According to the Wi-SUN research, when organisations are evaluating which IoT technology to move forward with, 58% look for network topology and coverage, while communications performance (53%), industry standards support (52%), and power efficiency (50%) are also sought after. Around half look for reliability (47%) or scalability (44%).

“When it comes to the design, development and implementation of IoT projects, especially around smart cities and smart utilities, there are a number of issues that organisations are having to contend with and security is proving to be a particularly significant barrier,” according to Phil Beecher, President and CEO, Wi-SUN Alliance.

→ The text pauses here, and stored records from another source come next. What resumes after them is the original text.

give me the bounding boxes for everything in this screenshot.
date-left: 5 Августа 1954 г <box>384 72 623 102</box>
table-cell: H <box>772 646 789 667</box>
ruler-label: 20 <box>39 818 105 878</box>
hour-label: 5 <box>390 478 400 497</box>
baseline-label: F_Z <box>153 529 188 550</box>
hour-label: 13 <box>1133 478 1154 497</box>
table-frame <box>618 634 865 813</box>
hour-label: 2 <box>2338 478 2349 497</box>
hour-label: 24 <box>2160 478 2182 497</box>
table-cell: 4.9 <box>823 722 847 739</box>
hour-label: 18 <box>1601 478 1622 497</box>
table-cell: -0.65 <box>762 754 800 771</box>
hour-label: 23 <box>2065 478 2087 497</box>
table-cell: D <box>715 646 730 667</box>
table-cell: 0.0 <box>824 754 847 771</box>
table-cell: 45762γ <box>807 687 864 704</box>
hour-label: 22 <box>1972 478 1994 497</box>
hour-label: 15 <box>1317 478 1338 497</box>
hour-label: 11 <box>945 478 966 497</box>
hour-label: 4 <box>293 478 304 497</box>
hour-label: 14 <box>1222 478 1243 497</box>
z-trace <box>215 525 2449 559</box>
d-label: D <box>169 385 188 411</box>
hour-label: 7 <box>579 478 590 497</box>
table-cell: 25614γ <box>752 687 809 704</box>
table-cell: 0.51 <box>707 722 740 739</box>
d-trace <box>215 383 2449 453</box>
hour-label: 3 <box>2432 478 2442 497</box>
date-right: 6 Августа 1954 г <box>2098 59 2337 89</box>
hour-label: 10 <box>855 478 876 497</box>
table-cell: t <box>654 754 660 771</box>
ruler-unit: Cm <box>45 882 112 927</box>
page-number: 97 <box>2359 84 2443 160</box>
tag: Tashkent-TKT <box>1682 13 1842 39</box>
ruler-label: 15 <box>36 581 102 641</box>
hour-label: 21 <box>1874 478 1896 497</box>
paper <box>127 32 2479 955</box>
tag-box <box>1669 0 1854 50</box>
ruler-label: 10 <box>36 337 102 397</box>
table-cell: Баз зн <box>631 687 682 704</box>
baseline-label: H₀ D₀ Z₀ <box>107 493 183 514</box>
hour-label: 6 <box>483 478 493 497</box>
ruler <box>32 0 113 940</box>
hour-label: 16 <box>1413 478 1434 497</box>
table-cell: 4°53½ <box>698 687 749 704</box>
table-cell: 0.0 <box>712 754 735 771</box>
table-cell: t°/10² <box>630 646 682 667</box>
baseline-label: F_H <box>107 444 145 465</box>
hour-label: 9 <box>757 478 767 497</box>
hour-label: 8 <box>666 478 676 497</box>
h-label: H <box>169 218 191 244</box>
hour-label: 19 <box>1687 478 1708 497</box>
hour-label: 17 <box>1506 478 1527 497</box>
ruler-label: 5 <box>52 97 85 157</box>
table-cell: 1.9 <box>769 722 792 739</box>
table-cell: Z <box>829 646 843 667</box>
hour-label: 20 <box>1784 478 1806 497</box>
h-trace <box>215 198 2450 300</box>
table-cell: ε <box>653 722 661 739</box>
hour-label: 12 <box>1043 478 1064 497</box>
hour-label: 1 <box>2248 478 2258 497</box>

“The research highlights that more education is needed: there are many network options, but not all provide the features necessary for large-scale outdoor networks, as required by smart cities or utilities. For instance, unlike tower-based networks, such as LoRa, SigFox, Ingenu and NB-IOT, Wi-SUN Field Area Network (FAN) specifies a wireless mesh network, which not only supports higher data rates and bi-directional data transmission, but can also provide complete coverage with greater resilience and reliability. Wi-SUN FAN networks are also highly secure as only “vetted” devices can join the network, preventing compromised devices from causing disruption of essential services that may include public safety. It is essential that organisations understand the level of security and the associated risks provided by different network solutions, and choose the very highest security levels available for their IoT networks.”